He continued that activities in the agriculture sector remain firm due to improved rainfall over the last two years while the hard-hit construction industry is also showing signs of recovery.
The construction sector is bottoming out of a protracted contraction and so is the wholesale and retail sector.
Last year, the Construction Industries Federation (CIF) of Namibia revealed that 63 per cent of businesses had either closed down, were dormant, or scaled down operations extremely.
Schlettwein called on the financial sector to come aboard with capital investment to supply credit for growth, employment creation, the reduction of poverty and inequalities.
Statistics provided by the minister show that despite the subdued economic environment in 2017, the non-banking financial sectors assets grew to N.dollars 288.9 billion from N.dollars 244.9 billion the previous year.
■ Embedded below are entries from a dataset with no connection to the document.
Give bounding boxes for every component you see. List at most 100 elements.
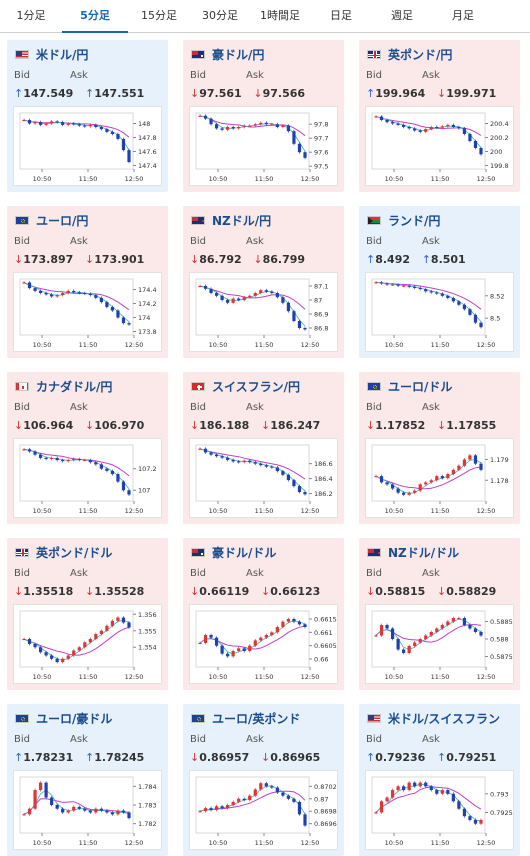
rate-card[interactable]: 豪ドル/ドル Bid Ask ↓0.66119 ↓0.66123 0.6615 0… [183, 538, 344, 690]
rate-card[interactable]: 豪ドル/円 Bid Ask ↓97.561 ↓97.566 97.8 97.7 97… [183, 40, 344, 192]
rate-card[interactable]: 英ポンド/ドル Bid Ask ↓1.35518 ↓1.35528 1.356 1… [7, 538, 168, 690]
tab-1hour[interactable]: 1時間足 [260, 9, 300, 22]
pair-link[interactable]: スイスフラン/円 [191, 378, 300, 394]
candle-body [390, 484, 395, 489]
ca-flag-icon [15, 381, 29, 391]
candle-body [418, 639, 422, 643]
pair-link[interactable]: ユーロ/豪ドル [15, 710, 112, 726]
arrow-up-icon: ↑ [85, 751, 95, 764]
candle-body [468, 134, 472, 141]
rate-card[interactable]: スイスフラン/円 Bid Ask ↓186.188 ↓186.247 186.6… [183, 372, 344, 524]
candle-body [479, 322, 483, 328]
mini-chart[interactable]: 107.2 107 10:50 11:50 12:50 [13, 438, 162, 518]
plot-area [195, 776, 310, 834]
arrow-down-icon: ↓ [253, 87, 263, 100]
pair-link[interactable]: カナダドル/円 [15, 378, 112, 394]
rate-card[interactable]: NZドル/円 Bid Ask ↓86.792 ↓86.799 87.1 87 86.… [183, 206, 344, 358]
rate-card[interactable]: ユーロ/円 Bid Ask ↓173.897 ↓173.901 174.4 174… [7, 206, 168, 358]
candle-body [429, 291, 433, 293]
rate-card[interactable]: ユーロ/豪ドル Bid Ask ↑1.78231 ↑1.78245 1.784 1… [7, 704, 168, 856]
candle-body [83, 642, 87, 648]
candle-body [203, 808, 208, 812]
bid-value: 0.86957 [199, 751, 250, 764]
mini-chart[interactable]: 87.1 87 86.9 86.8 10:50 11:50 12:50 [189, 272, 338, 352]
pair-link[interactable]: ユーロ/英ポンド [191, 710, 300, 726]
candle-body [259, 290, 263, 293]
mini-chart[interactable]: 97.8 97.7 97.6 97.5 10:50 11:50 12:50 [189, 106, 338, 186]
candle-body [451, 793, 455, 802]
mini-chart[interactable]: 1.356 1.355 1.354 10:50 11:50 12:50 [13, 604, 162, 684]
pair-link[interactable]: 英ポンド/ドル [15, 544, 112, 560]
mini-chart[interactable]: 200.4 200.2 200 199.8 10:50 11:50 12:50 [365, 106, 514, 186]
candle-body [198, 643, 202, 644]
candle-body [55, 805, 59, 809]
bid-value: 97.561 [199, 87, 242, 100]
rate-card[interactable]: ユーロ/英ポンド Bid Ask ↓0.86957 ↓0.86965 0.870… [183, 704, 344, 856]
quote-values: ↓173.897 ↓173.901 [14, 253, 144, 266]
candle-body [22, 282, 26, 284]
y-tick-label: 0.5875 [490, 653, 513, 661]
pair-link[interactable]: ユーロ/ドル [367, 378, 452, 394]
mini-chart[interactable]: 186.6 186.4 186.2 10:50 11:50 12:50 [189, 438, 338, 518]
rate-card[interactable]: 米ドル/円 Bid Ask ↑147.549 ↑147.551 148 147.8… [7, 40, 168, 192]
pair-link[interactable]: 米ドル/円 [15, 46, 88, 62]
pair-link[interactable]: 豪ドル/円 [191, 46, 264, 62]
ask-value: 0.79251 [446, 751, 497, 764]
candle-body [418, 287, 422, 290]
tab-1min[interactable]: 1分足 [16, 9, 46, 22]
mini-chart[interactable]: 0.793 0.7925 10:50 11:50 12:50 [365, 770, 514, 850]
ma-long-line [375, 786, 482, 813]
candle-body [88, 293, 92, 296]
pair-link[interactable]: NZドル/円 [191, 212, 271, 228]
candle-body [385, 283, 389, 285]
candle-body [61, 658, 65, 663]
tab-monthly[interactable]: 月足 [452, 9, 474, 22]
rate-card[interactable]: 米ドル/スイスフラン Bid Ask ↑0.79236 ↑0.79251 0.7… [359, 704, 520, 856]
rate-card[interactable]: カナダドル/円 Bid Ask ↓106.964 ↓106.970 107.2 1… [7, 372, 168, 524]
x-tick-label: 11:50 [431, 839, 450, 847]
y-tick-label: 0.8698 [314, 808, 337, 816]
pair-name: ユーロ/英ポンド [212, 711, 301, 726]
pair-link[interactable]: NZドル/ドル [367, 544, 459, 560]
tab-30min[interactable]: 30分足 [202, 9, 238, 22]
tab-15min[interactable]: 15分足 [141, 9, 177, 22]
plot-area [195, 278, 310, 336]
x-tick-label: 12:50 [301, 507, 320, 515]
rate-card[interactable]: 英ポンド/円 Bid Ask ↑199.964 ↓199.971 200.4 20… [359, 40, 520, 192]
x-tick-label: 10:50 [209, 341, 228, 349]
candle-body [451, 298, 455, 302]
pair-link[interactable]: ランド/円 [367, 212, 440, 228]
pair-link[interactable]: 米ドル/スイスフラン [367, 710, 500, 726]
pair-link[interactable]: 英ポンド/円 [367, 46, 452, 62]
candle-body [77, 647, 81, 651]
rate-card[interactable]: ランド/円 Bid Ask ↑8.492 ↑8.501 8.52 8.5 10:50… [359, 206, 520, 358]
candle-body [297, 321, 302, 328]
candle-body [72, 650, 76, 656]
x-tick-label: 12:50 [477, 341, 496, 349]
candle-body [231, 459, 235, 462]
mini-chart[interactable]: 1.784 1.783 1.782 10:50 11:50 12:50 [13, 770, 162, 850]
candle-body [209, 118, 213, 125]
mini-chart[interactable]: 0.6615 0.661 0.6605 0.66 10:50 11:50 12:50 [189, 604, 338, 684]
arrow-down-icon: ↓ [190, 253, 200, 266]
mini-chart[interactable]: 8.52 8.5 10:50 11:50 12:50 [365, 272, 514, 352]
mini-chart[interactable]: 174.4 174.2 174 173.8 10:50 11:50 12:50 [13, 272, 162, 352]
candle-body [105, 468, 109, 471]
candle-body [116, 617, 120, 621]
mini-chart[interactable]: 0.8702 0.87 0.8698 0.8696 10:50 11:50 12:50 [189, 770, 338, 850]
tab-5min[interactable]: 5分足 [62, 0, 128, 33]
candle-body [83, 460, 87, 462]
rate-card[interactable]: NZドル/ドル Bid Ask ↓0.58815 ↓0.58829 0.5885… [359, 538, 520, 690]
mini-chart[interactable]: 148 147.8 147.6 147.4 10:50 11:50 12:50 [13, 106, 162, 186]
mini-chart[interactable]: 0.5885 0.588 0.5875 10:50 11:50 12:50 [365, 604, 514, 684]
tab-daily[interactable]: 日足 [330, 9, 352, 22]
mini-chart[interactable]: 1.179 1.178 10:50 11:50 12:50 [365, 438, 514, 518]
pair-link[interactable]: 豪ドル/ドル [191, 544, 276, 560]
candle-body [270, 786, 274, 788]
rate-card[interactable]: ユーロ/ドル Bid Ask ↓1.17852 ↓1.17855 1.179 1.… [359, 372, 520, 524]
candle-body [451, 469, 455, 475]
pair-link[interactable]: ユーロ/円 [15, 212, 88, 228]
tab-weekly[interactable]: 週足 [391, 9, 413, 22]
candle-body [473, 819, 478, 824]
candle-body [88, 124, 92, 127]
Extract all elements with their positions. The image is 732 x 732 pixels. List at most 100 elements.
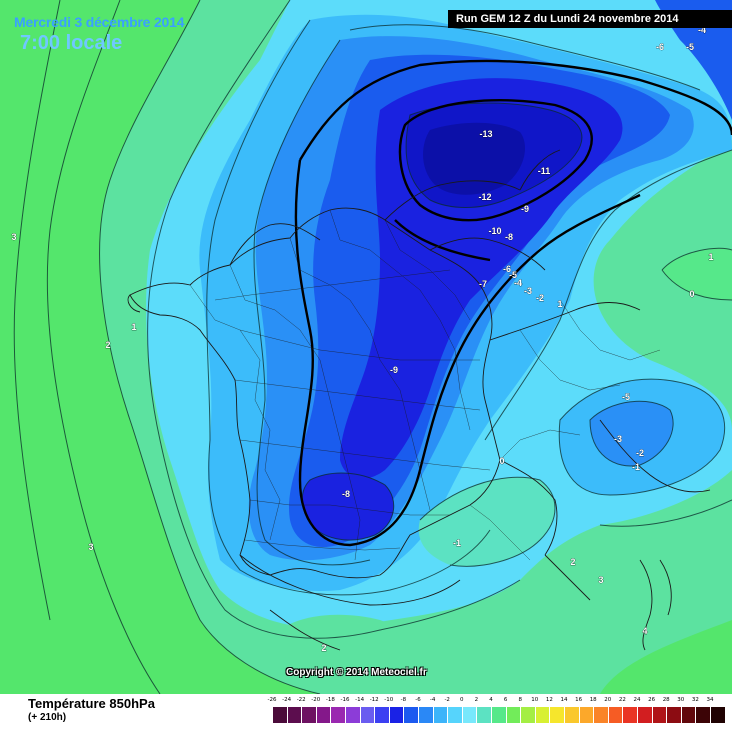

This is led by pension funds, with a total of N.dollars 152 billion constituting 52,9 per cent of the sectors total assets, followed by long-term insurance and collective investment schemes.
Private sector business expansion, in particular high-growth SMEs are in search of investible capital and access to finance, he said, pleading to the financial sector to come forth with such finance.
On its part, according to Schlettwein, Government has put in place a conducive policy environment for private investment. He pointed to the public procurement and public private partnership legislation as examples of such policies, adding that legislation for the non-banking sector will be tabled in the National Assembly this year.
I anticipate a spirit of partnership from all industry players to move this reform forward and continually address emerging needs in future consideration, he concluded.